You don’t even have to be a real person to get Obamacare subsidies.
That’s the takeaway from a report issued Wednesday by the Government Accountability Office. The GAO created 12 imaginary identities, which were used by people who signed up for Obamacare
Eleven of them succeeded in obtaining coverage—and received subsidies.
“The total amount of these credits for the 11 approved applications is about $2,500 monthly or about $30,000 annually. We also obtained cost-sharing reduction subsidies, according to marketplace representatives, in at least nine of the 11 cases,” GAO’s Seth Bagdoyan said, according to NBC News.

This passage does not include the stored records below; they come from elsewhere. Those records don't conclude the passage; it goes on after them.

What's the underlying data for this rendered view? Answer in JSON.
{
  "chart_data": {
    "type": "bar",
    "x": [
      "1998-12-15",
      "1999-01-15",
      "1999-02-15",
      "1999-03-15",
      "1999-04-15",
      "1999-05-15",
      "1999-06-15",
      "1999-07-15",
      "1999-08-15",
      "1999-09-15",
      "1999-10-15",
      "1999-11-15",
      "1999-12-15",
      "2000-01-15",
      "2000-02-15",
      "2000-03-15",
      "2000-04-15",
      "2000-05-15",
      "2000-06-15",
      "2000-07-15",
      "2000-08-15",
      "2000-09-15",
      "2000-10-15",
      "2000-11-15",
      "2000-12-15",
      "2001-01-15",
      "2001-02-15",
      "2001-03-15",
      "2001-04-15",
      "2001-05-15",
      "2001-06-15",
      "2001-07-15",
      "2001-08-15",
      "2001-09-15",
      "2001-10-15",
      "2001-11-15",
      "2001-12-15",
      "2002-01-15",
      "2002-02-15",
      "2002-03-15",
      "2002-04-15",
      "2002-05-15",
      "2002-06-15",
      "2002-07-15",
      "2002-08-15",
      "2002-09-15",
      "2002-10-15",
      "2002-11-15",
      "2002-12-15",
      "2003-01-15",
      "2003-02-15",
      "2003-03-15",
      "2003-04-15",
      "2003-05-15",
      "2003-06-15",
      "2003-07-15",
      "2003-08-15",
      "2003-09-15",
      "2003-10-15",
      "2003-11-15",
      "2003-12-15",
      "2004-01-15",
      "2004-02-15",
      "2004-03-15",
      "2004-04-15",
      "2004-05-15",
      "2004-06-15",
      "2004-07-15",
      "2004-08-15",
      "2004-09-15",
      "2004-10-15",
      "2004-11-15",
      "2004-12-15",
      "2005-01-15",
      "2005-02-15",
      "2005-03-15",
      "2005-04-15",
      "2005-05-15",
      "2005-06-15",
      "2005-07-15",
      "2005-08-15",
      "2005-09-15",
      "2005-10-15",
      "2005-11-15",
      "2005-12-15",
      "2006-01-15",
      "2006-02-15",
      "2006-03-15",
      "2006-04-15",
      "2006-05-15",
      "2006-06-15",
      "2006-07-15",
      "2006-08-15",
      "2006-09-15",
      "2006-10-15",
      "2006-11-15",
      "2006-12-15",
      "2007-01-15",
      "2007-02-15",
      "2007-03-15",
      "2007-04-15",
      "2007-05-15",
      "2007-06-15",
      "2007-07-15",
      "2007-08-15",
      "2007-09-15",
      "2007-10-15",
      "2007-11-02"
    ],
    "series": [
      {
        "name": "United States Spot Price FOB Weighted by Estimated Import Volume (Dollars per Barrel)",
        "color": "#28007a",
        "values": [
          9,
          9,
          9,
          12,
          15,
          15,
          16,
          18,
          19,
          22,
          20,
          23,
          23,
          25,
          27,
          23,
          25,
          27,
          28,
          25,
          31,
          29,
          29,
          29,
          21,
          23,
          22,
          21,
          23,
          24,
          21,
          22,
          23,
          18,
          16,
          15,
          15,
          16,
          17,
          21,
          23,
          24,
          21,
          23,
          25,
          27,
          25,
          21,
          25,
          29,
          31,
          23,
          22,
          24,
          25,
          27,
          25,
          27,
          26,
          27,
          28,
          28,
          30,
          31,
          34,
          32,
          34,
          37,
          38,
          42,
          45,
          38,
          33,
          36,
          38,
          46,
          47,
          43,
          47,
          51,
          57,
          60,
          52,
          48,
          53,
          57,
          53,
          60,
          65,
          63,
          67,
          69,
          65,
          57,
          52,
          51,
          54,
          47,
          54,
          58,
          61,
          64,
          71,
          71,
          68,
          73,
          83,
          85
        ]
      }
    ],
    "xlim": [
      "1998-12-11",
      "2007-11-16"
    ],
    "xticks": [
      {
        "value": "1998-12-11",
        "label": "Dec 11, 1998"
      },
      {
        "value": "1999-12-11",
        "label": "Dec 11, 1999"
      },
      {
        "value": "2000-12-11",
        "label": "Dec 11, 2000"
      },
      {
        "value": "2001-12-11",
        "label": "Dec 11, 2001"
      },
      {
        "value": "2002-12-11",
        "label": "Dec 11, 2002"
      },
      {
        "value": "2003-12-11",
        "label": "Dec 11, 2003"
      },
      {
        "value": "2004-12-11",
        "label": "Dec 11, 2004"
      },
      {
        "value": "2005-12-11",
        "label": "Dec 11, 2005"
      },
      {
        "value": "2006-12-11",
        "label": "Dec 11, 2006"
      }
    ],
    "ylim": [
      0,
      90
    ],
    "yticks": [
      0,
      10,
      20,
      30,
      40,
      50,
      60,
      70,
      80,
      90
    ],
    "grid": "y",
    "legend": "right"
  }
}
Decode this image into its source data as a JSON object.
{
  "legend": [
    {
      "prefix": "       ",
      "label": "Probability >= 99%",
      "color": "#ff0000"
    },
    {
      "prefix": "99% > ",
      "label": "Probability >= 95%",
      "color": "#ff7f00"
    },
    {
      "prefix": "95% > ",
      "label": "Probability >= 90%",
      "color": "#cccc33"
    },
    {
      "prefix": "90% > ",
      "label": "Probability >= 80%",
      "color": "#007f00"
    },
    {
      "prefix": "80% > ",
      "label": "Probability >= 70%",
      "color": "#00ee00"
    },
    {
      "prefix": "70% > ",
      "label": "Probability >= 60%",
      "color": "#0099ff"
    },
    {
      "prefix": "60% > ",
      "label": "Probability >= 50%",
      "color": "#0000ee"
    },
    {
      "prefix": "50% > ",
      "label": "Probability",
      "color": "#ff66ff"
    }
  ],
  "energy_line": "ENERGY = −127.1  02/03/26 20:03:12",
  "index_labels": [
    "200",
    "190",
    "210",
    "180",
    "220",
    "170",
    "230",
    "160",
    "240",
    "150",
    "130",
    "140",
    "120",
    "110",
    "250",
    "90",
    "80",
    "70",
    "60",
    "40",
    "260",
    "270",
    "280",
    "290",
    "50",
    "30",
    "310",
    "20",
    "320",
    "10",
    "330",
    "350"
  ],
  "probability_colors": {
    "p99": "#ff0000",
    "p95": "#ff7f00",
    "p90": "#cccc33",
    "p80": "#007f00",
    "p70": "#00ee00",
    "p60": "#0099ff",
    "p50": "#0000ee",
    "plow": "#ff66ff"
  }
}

Obamacare requires exchanges to assume applicants answered honestly all the questions on their application. Suspicious applicants are supposed to be asked to provide additional documentation to prove their claims. But the GAO found there’s no consistency in how that occurs:
For its 11 approved applications, GAO was directed to submit supporting documents, such as proof of income or citizenship; but, GAO found the document submission and review process to be inconsistent among these applications. As of July 2014, GAO had received notification that portions of the fake documentation sent for two enrollees had been verified. According to CMS, its document processing contractor is not required to authenticate documentation; the contractor told us it does not seek to detect fraud and accepts documents as authentic unless there are obvious alterations. As of July 2014, GAO continues to receive subsidized coverage for the 11 applications, including 3 applications where GAO did not provide any requested supporting documents.
According to a Congressional Budget Office April report, the federal government will spend $36 billion on Obamacare in 2014.